As far as the ball fields, Leach concurs.
“A lot of the parents, including me, are members of the Warwick Fire Fighters Soccer Club,” Leach said. “They are hoping that the field is still going to be close by and be just as good or better. They are hoping for something with more ample parking, too.”
Further, Leach is highly in favor of bringing compassion centers to Rhode Island. As long as they have their doctors’ blessing, she said, people have the right to treat their ailments accordingly.
“I’m totally in support of medical marijuana,” she said. “If their doctor is saying, ‘This is less harmful than prescription medications,’ then I’m all for it.”
Leach also views it as a way to cut down on crime and provide legal users a safe venue to access the drug. She doesn’t believe they should have to visit dangerous areas to buy it from drug dealers.
Moreover, she thinks the establishment of compassion centers poses great potential for economic development, job growth and tax revenue for both the city and the state. While admitting to using marijuana for medicinal reasons in the past, Leach said she hasn’t used since August.
Travis doesn’t have a problem with marijuana for medical purposes, yet said individuals who are using it recreationally are breaking the law and must be dealt with accordingly.
For Travis, focusing on the quality of life for residents is essential. From speeding to regular road maintenance, public safety is paramount.

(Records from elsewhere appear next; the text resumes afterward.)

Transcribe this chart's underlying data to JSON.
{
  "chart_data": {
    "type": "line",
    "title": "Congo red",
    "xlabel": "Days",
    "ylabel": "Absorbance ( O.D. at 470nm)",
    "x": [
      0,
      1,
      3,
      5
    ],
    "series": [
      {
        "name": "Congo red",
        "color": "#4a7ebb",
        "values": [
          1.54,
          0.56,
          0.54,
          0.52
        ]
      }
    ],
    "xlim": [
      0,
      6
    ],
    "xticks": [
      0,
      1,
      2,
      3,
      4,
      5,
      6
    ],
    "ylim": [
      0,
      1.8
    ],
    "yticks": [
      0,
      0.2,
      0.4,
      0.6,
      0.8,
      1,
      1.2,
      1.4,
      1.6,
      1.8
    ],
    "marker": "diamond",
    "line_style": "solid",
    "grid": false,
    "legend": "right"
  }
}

“I’ve always worked closely with the police and fire department and strongly believe in public safety,” said Travis. “The police can’t be everywhere and we do have crime watches, but people have to respect other people in their neighborhoods.”
Travis, who grew up in Oakland Beach, volunteers on multiple organizations and boards, some of which she’s served on for more than 25 years.
“I’m a working board member,” she said. “I don’t do something unless I give 100 percent.”
Leach was born in Woonsocket and spent most of her life in Lincoln before moving to the East Side of Providence for a decade. She has lived in Warwick for two years.